As some of you may have guessed, we put out this newspaper with one hand, while we run the business that sustains the newspaper with the other hand. Which leaves the development of our website, www.princetoninfo.com, to some gentle pokes and prods from the pointed end of our right foot.

In other words, the reconstruction of our website continues slowly, very slowly. But steadily. This week we can report that you can now access the current issue of the newspaper on line by clicking on a direct link from the PrincetonInfo home page or the U.S. 1 home page. Previously you had to go into our “archives” section and from there call up the most recent issue.

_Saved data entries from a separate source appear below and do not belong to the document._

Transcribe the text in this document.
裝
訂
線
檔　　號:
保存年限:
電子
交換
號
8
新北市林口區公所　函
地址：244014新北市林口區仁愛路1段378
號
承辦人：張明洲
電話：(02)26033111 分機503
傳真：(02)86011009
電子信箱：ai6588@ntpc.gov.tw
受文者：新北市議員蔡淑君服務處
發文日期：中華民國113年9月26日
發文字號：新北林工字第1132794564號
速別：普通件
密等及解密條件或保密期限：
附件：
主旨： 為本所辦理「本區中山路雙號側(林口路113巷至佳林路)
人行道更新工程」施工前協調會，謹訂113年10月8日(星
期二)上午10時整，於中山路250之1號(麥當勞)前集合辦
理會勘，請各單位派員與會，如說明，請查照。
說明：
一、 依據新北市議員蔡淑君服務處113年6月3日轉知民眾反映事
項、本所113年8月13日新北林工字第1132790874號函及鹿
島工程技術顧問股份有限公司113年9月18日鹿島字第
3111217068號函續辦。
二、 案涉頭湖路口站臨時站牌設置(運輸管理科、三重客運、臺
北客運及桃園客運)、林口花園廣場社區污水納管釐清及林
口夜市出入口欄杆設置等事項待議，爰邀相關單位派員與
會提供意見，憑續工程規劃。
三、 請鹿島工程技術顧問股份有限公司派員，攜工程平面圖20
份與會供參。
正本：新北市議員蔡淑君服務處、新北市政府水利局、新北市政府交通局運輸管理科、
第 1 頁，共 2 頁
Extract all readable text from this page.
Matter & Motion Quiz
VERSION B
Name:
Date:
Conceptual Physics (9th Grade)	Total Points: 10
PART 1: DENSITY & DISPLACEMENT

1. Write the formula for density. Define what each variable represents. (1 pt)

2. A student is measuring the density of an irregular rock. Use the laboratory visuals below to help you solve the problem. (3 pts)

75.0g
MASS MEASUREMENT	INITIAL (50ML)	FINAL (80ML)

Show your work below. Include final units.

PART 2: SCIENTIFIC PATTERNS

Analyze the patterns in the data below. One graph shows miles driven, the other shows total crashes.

And this week our online edition generated two comments from “viewers” who would not otherwise see our print edition on a regular basis. Both comments were in response to Barbara Fox’s article on Bill Wolfe, the architect who has put sustainable design elements into practice in his own Princeton house (U.S. 1, September 17).

The first comment comes from the architect’s son, Andrew Wolfe, in New Hampshire: “I am very proud of my mom and dad, who are living Ghandi’s advice that ‘you must be the change you want to see in the world.’ The house looks great, too.”

The second comment comes from a business owner in Millstone, Elizabeth Borsuk of WCI Maintenance:

“Andrew, I am very proud of your mom and dad, too, although we have never met.

"For over 10 years (before kids) I was a commercial NYC interior designer and had the wonderful opportunity to work with some of the greatest architects of our era — the Rockwell Group, Gensler, Swanke and the likes. None of them were doing anything about the energy related problems that we face today and as you know it is so very important. I commend Mr. Wolfe in his efforts to go green. This will make a huge impact on modern architecture and I think that he is way ahead of the curve.

“These days I am no longer a designer. I have joined forces with my husband and we own and operate a (mostly) commercial landscaping business. In the winter we plow snow for several very large warehouse sites, a few owned by Fortune 500 companies. Yet not one of the site architects ever even thought to put the loading docks in the sun! The buildings are huge and the loading docks get absolutely no sunlight. As a result, and despite our best efforts, the snow inevitably melts, runs off and then turns into ice. The trucks are constantly skidding and we all face huge liability issues.

“I am so glad to hear that someone is finally taking sunlight into consideration. Not only will it make huge environmental differences, as you can see it helps in so many ways.”